In our opinion, the court that approved the partition and the agreement in ratification thereof
may annul both whenever, as it is here alleged, the approval was obtained by deceit or fraud,
and the petition must be filed in the courts of the intestate proceedings, for it is generally
admitted that probate courts are authorized to vacate any decree or judgment procured by
fraud, not only while the proceedings in the course of which it was issued are pending, but
even, as in this case, within a reasonable time thereafter. (Trillana v. Crisostomo, G.R. No. L3378, Aug. 22, 1951; Espinosa v. Barrios. 70 Phil. 311).
We agree with appellee that the motion in question is not one of intervention, but solely a plea to
enforce a right and that is to receive pleadings and orders related to the case. Evidently, the use of
the word "intervention" in the manifestation and pleadings presented by Adela was resorted to for
want of another appropriate word. In effect, all she wanted to convey was that she should participate
or continue taking part in the case for being an original party therein. It was her belief that in filing the
manifestation dropping herself from the proceedings (but which she later informed the court to have
been secured thru fraud), her standing might have been affected. Intervention as contemplated by
the Rules is a proceeding in a suit or action by which a third person is permitted by the court to make
himself a party, either joining plaintiff in claiming what is sought by the complaint, or uniting with
defendant in resisting the claims of plaintiff, or demanding something adversely to both of them; the
act or proceeding by which a third person becomes a party in a suit pending between others; the
admission, by leave of court, of a person not an original party to pending legal proceedings, which
such person becomes a party thereto for the protection of some right or interest alleged by him to be
affected by such proceedings (Judge of Camarines Sur, et al. vs. David, et al., G.R. No. 45454, April
12, 1939, cited in Francisco's Rules of Court, Vol. I, Part I, p. 639, emphasis supplied). The
circumstances stated above do not fit the status of Adela in the probate proceedings; she was not a
third person; she was an original party therein.

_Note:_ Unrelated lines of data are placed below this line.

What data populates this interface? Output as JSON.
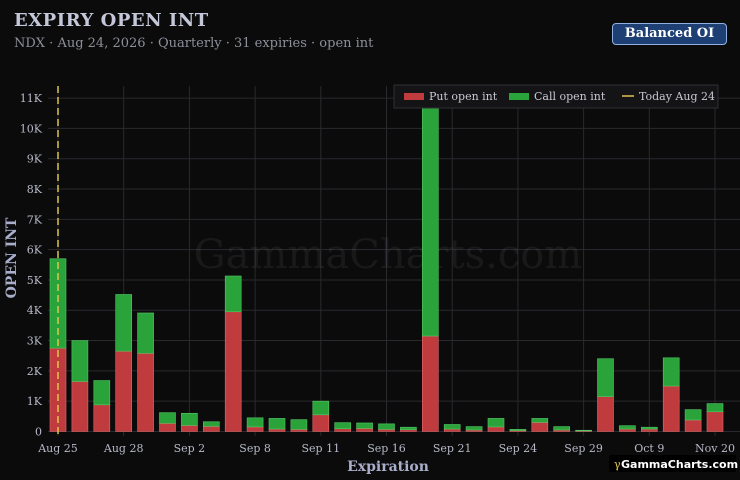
{
  "header": {
    "title": "EXPIRY OPEN INT",
    "subtitle": "NDX · Aug 24, 2026 · Quarterly · 31 expiries · open int",
    "toggle_label": "Balanced OI"
  },
  "watermark": "GammaCharts.com",
  "brand": "GammaCharts.com",
  "colors": {
    "put": "#c03b3e",
    "call": "#2aa33a",
    "today": "#e0c44a",
    "background": "#0b0b0c",
    "grid": "#2a2a2e"
  },
  "chart_data": {
    "type": "bar",
    "stacked": true,
    "xlabel": "Expiration",
    "ylabel": "OPEN INT",
    "ylim": [
      -150,
      11400
    ],
    "y_ticks": [
      {
        "v": 0,
        "label": "0"
      },
      {
        "v": 1000,
        "label": "1K"
      },
      {
        "v": 2000,
        "label": "2K"
      },
      {
        "v": 3000,
        "label": "3K"
      },
      {
        "v": 4000,
        "label": "4K"
      },
      {
        "v": 5000,
        "label": "5K"
      },
      {
        "v": 6000,
        "label": "6K"
      },
      {
        "v": 7000,
        "label": "7K"
      },
      {
        "v": 8000,
        "label": "8K"
      },
      {
        "v": 9000,
        "label": "9K"
      },
      {
        "v": 10000,
        "label": "10K"
      },
      {
        "v": 11000,
        "label": "11K"
      }
    ],
    "x_tick_labels": [
      {
        "i": 0,
        "label": "Aug 25"
      },
      {
        "i": 3,
        "label": "Aug 28"
      },
      {
        "i": 6,
        "label": "Sep 2"
      },
      {
        "i": 9,
        "label": "Sep 8"
      },
      {
        "i": 12,
        "label": "Sep 11"
      },
      {
        "i": 15,
        "label": "Sep 16"
      },
      {
        "i": 18,
        "label": "Sep 21"
      },
      {
        "i": 21,
        "label": "Sep 24"
      },
      {
        "i": 24,
        "label": "Sep 29"
      },
      {
        "i": 27,
        "label": "Oct 9"
      },
      {
        "i": 30,
        "label": "Nov 20"
      }
    ],
    "series": [
      {
        "name": "Put open int",
        "values": [
          2750,
          1650,
          880,
          2650,
          2580,
          270,
          200,
          170,
          3950,
          150,
          80,
          70,
          550,
          90,
          100,
          70,
          60,
          3150,
          80,
          50,
          150,
          30,
          300,
          50,
          20,
          1150,
          80,
          80,
          1500,
          380,
          650
        ]
      },
      {
        "name": "Call open int",
        "values": [
          2950,
          1350,
          800,
          1870,
          1330,
          350,
          400,
          150,
          1180,
          300,
          350,
          320,
          450,
          200,
          180,
          180,
          80,
          7900,
          150,
          110,
          280,
          40,
          130,
          110,
          20,
          1250,
          110,
          60,
          930,
          340,
          270
        ]
      }
    ],
    "today_marker": {
      "label": "Today Aug 24"
    },
    "legend": {
      "placement": "top-right"
    }
  }
}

We see no prejudice to be suffered by the administrator and Rizalina, if they are required to furnish
copies of their pleadings to appellee. On the contrary, doing so, will give appellee her day in court
and provide protection to the administrator himself.
IN VIEW OF THE FOREGOING, We find the Order appealed from to be in conformity with the law
and jurisprudence. The same should be, as it is hereby affirmed, in all respects, with costs against
the appellants Jose D. Villegas and Rizalina Santos Rivera, in both instances.
Padilla, Bautista Angelo, Labrador, Concepcion, Reyes, J.B.L., Barrera and Dizon, JJ., concur.
Bengzon, C.J., is on leave.
Footnotes
Transferring all her rights and participation in the estate to Rizalina, P10,000.00 upon
signing of the deed, and P40,000.00 within one year.